Thursday 24 January 2013

The Perks of Being a Watcher

In the whirlwind that was Christmas and getting home to see my family I totally neglected the poor blog.
Now three weeks back to the working routine again I thought it was time to re-enter the blogoshpere and see if my fingers had something interesting to type!
I was reading through an old-ish post last week 'The Perks of Being a Reader,'perhaps it might be a good idea to write a post-viewing opinion to follow on from the pre-viewing one.
While as was at home over the Christmas season we decided one night to pluck up the courage to watch the movie and see for once and for all what it was really like and how it compared to our pre-viewing judgments.
The movie has not been playing for even a minute and we had to make a pact to stay quiet and not be bitchy until we had seen it all. This was not an easy past to conform to!
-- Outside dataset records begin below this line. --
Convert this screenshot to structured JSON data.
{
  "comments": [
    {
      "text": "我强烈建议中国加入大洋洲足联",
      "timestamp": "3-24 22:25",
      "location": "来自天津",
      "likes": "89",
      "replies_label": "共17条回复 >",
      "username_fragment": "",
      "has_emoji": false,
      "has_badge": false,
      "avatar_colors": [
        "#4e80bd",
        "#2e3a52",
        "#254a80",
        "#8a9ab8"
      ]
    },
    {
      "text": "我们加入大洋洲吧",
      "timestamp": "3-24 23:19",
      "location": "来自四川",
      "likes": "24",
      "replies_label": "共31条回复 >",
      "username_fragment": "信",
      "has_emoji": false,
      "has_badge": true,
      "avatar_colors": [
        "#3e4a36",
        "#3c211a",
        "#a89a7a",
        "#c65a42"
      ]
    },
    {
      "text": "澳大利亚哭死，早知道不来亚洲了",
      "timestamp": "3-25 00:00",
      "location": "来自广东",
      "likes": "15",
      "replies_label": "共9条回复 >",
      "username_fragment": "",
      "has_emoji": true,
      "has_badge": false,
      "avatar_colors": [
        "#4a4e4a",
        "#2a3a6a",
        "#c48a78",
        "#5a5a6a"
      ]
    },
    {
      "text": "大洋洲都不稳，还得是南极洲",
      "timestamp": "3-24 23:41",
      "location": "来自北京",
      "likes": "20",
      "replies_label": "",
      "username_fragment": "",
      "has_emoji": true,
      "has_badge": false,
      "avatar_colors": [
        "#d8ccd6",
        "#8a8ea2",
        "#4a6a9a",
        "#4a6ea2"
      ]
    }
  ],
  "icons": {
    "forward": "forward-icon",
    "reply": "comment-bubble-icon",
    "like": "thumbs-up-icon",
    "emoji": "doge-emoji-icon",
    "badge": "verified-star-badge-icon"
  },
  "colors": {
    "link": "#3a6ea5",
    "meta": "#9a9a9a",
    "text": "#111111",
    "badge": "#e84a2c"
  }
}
As the movie played and we were introduced to the characters it was fair to say that my opinion of the casting choice did not become any less doubtful. However, I must admit that the cast members did grow on me in a strange way.
Towards the middle of the movie I had to switch off any images I had of the book and almost disassociate it with the book completely as I was slightly bothered y the fact that some things were not portrayed as they should have been, by the fact that Patrick was not like he should have been and that one of the most important parts of the book (Michael's suicide) was totally forgotten about excepting a quick comment which was not nearly sufficient.
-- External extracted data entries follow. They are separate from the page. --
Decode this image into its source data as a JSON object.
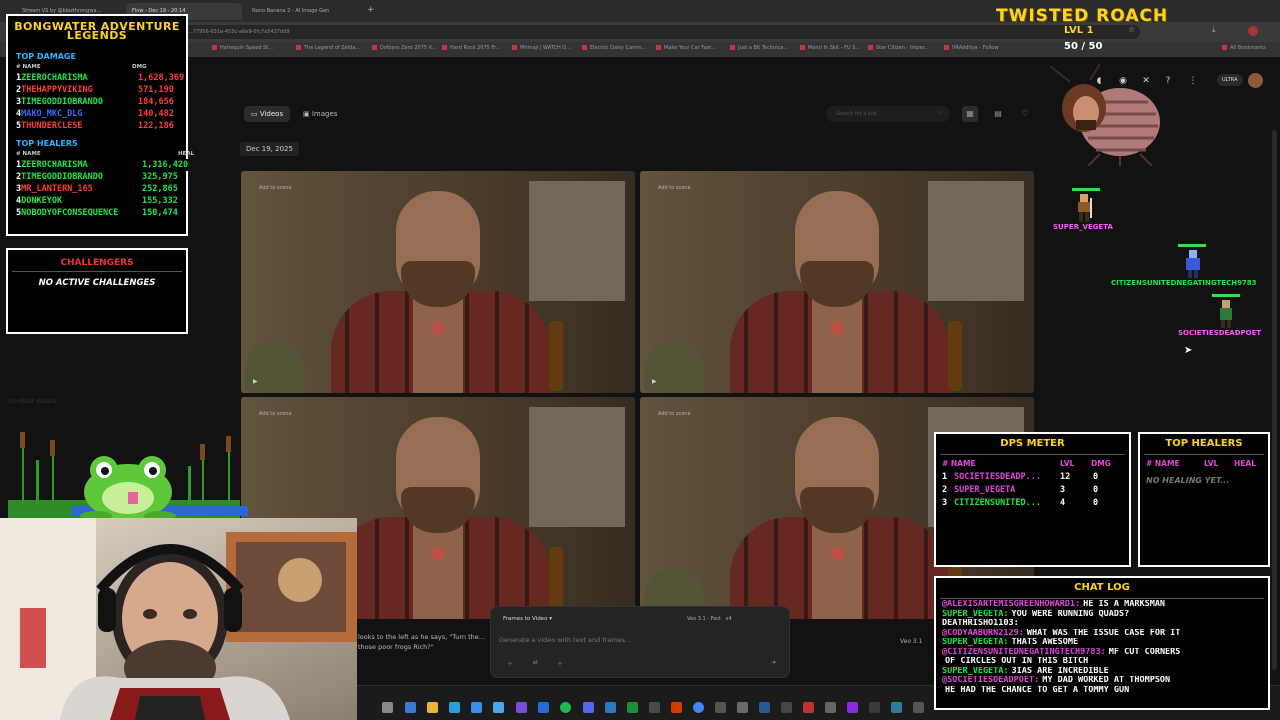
{
  "browser": {
    "tabs": [
      "Stream VS by @blazthrongwa...",
      "Flow - Dec 19 - 20:14",
      "Nano Banana 2 - AI Image Gen"
    ],
    "address": "...77956-631e-453c-a6e9-0fc7a5437dd9",
    "bookmarks": [
      "Harlequin Speed St...",
      "The Legend of Zelda...",
      "Dolbyss Zero 2075 X...",
      "Hard Rock 2075 Fr...",
      "Mhmaji | WATCH O...",
      "Electric Daisy Carniv...",
      "Make Your Car Fast...",
      "Just a Bit Technica...",
      "Monti In Skit - FU S...",
      "Star Citizen - Imper...",
      "VRAdditya - Follow",
      "All Bookmarks"
    ]
  },
  "site": {
    "tabs": {
      "videos": "Videos",
      "images": "Images"
    },
    "search_placeholder": "Search for a clip",
    "date": "Dec 19, 2025",
    "clip_label": "Add to scene",
    "caption": "looks to the left as he says, \"Turn the... those poor frogs Rich?\"",
    "composer": {
      "mode": "Frames to Video",
      "model": "Veo 3.1 - Fast",
      "count": "x4",
      "placeholder": "Generate a video with text and frames...",
      "version": "Veo 3.1"
    },
    "ultra_label": "ULTRA",
    "side_note": "Scrollbar details"
  },
  "leaderboard": {
    "title_line1": "BONGWATER ADVENTURE",
    "title_line2": "LEGENDS",
    "top_damage_label": "TOP DAMAGE",
    "col_name": "# NAME",
    "col_dmg": "DMG",
    "damage": [
      {
        "rank": "1",
        "name": "ZEEROCHARISMA",
        "value": "1,628,369",
        "color": "#1fe84a"
      },
      {
        "rank": "2",
        "name": "THEHAPPYVIKING",
        "value": "571,190",
        "color": "#ff3c3c"
      },
      {
        "rank": "3",
        "name": "TIMEGODDIOBRANDO",
        "value": "184,656",
        "color": "#1fe84a"
      },
      {
        "rank": "4",
        "name": "MAKO_MKC_DLG",
        "value": "140,482",
        "color": "#3a6bff"
      },
      {
        "rank": "5",
        "name": "THUNDERCLESE",
        "value": "122,186",
        "color": "#ff3c3c"
      }
    ],
    "top_healers_label": "TOP HEALERS",
    "col_heal": "HEAL",
    "healers": [
      {
        "rank": "1",
        "name": "ZEEROCHARISMA",
        "value": "1,316,420",
        "color": "#1fe84a"
      },
      {
        "rank": "2",
        "name": "TIMEGODDIOBRANDO",
        "value": "325,975",
        "color": "#1fe84a"
      },
      {
        "rank": "3",
        "name": "MR_LANTERN_165",
        "value": "252,865",
        "color": "#ff3c3c"
      },
      {
        "rank": "4",
        "name": "DONKEYOK",
        "value": "155,332",
        "color": "#1fe84a"
      },
      {
        "rank": "5",
        "name": "NOBODYOFCONSEQUENCE",
        "value": "150,474",
        "color": "#1fe84a"
      }
    ]
  },
  "challengers": {
    "title": "CHALLENGERS",
    "status": "NO ACTIVE CHALLENGES"
  },
  "boss": {
    "title": "TWISTED ROACH",
    "level": "LVL 1",
    "hp_current": "50",
    "hp_max": "50"
  },
  "players": [
    {
      "name": "SUPER_VEGETA",
      "hp": 1.0
    },
    {
      "name": "CITIZENSUNITEDNEGATINGTECH9783",
      "hp": 1.0
    },
    {
      "name": "SOCIETIESDEADPOET",
      "hp": 1.0
    }
  ],
  "dps_meter": {
    "title": "DPS METER",
    "col_name": "# NAME",
    "col_lvl": "LVL",
    "col_dmg": "DMG",
    "rows": [
      {
        "rank": "1",
        "name": "SOCIETIESDEADP...",
        "lvl": "12",
        "dmg": "0",
        "color": "#e04ad8"
      },
      {
        "rank": "2",
        "name": "SUPER_VEGETA",
        "lvl": "3",
        "dmg": "0",
        "color": "#e04ad8"
      },
      {
        "rank": "3",
        "name": "CITIZENSUNITED...",
        "lvl": "4",
        "dmg": "0",
        "color": "#1fe84a"
      }
    ]
  },
  "top_healers_panel": {
    "title": "TOP HEALERS",
    "col_name": "# NAME",
    "col_lvl": "LVL",
    "col_heal": "HEAL",
    "empty": "NO HEALING YET..."
  },
  "chat_log": {
    "title": "CHAT LOG",
    "messages": [
      {
        "user": "@ALEXISARTEMISGREENHOWARD1:",
        "text": "HE IS A MARKSMAN",
        "color": "#e04ad8"
      },
      {
        "user": "SUPER_VEGETA:",
        "text": "YOU WERE RUNNING QUADS?",
        "color": "#1fe84a"
      },
      {
        "user": "DEATHRISHO1103:",
        "text": "",
        "color": "#ffffff"
      },
      {
        "user": "@CODYAABURN2129:",
        "text": "WHAT WAS THE ISSUE CASE FOR IT",
        "color": "#e04ad8"
      },
      {
        "user": "SUPER_VEGETA:",
        "text": "THATS AWESOME",
        "color": "#1fe84a"
      },
      {
        "user": "@CITIZENSUNITEDNEGATINGTECH9783:",
        "text": "MF CUT CORNERS",
        "color": "#e04ad8"
      },
      {
        "user": "",
        "text": "OF CIRCLES OUT IN THIS BITCH",
        "color": "#ffffff"
      },
      {
        "user": "SUPER_VEGETA:",
        "text": "3IAS ARE INCREDIBLE",
        "color": "#1fe84a"
      },
      {
        "user": "@SOCIETIESDEADPOET:",
        "text": "MY DAD WORKED AT THOMPSON",
        "color": "#e04ad8"
      },
      {
        "user": "",
        "text": "HE HAD THE CHANCE TO GET A TOMMY GUN",
        "color": "#ffffff"
      }
    ]
  }
}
Once I turned off the automatic comparison which was happening in my mind I found myself enjoying the movie much more. At the end I was captivated and very much involved in the story-line, the moment of truth came when I turned back on the automatic comparison and start to discuss the movie with J in a vary detailed fashion.
If you were to compare the movie to the book I might be able to give it a very generous six out of ten. However, if you were judging it purely on its merits as a movie then an eight and a half out of ten could have possibly been reasonable.
It is my opinion that people who had already read the book would have been bitterly disappointed at some of the things which were not portrayed as they should have been. People who had never read the book and had that alternative state of mind would have enjoyed it for its quirky oddities and unique characters (not as unique as in the book mind you!) and the people who had never read the book and did not have that type of mindset would have walked out the cinema nodding their heads and agreeing 'that wasn't bad...'
Perhaps I am being very harsh but that is what I feel that reactions would have been, or should have been.
Having said all of that I did enjoy the movie and I would recommend it to people that I know would appreciate it for its magic and beauty.
My fears of it becoming a teen sensation have subsided since the viewing and I think it is safe to say that Charlie and his letters will remain a treasure with rights reserved for those who have the disposition required to love and appreciate 'The Perks of Being a Wallflower' in all its beauty.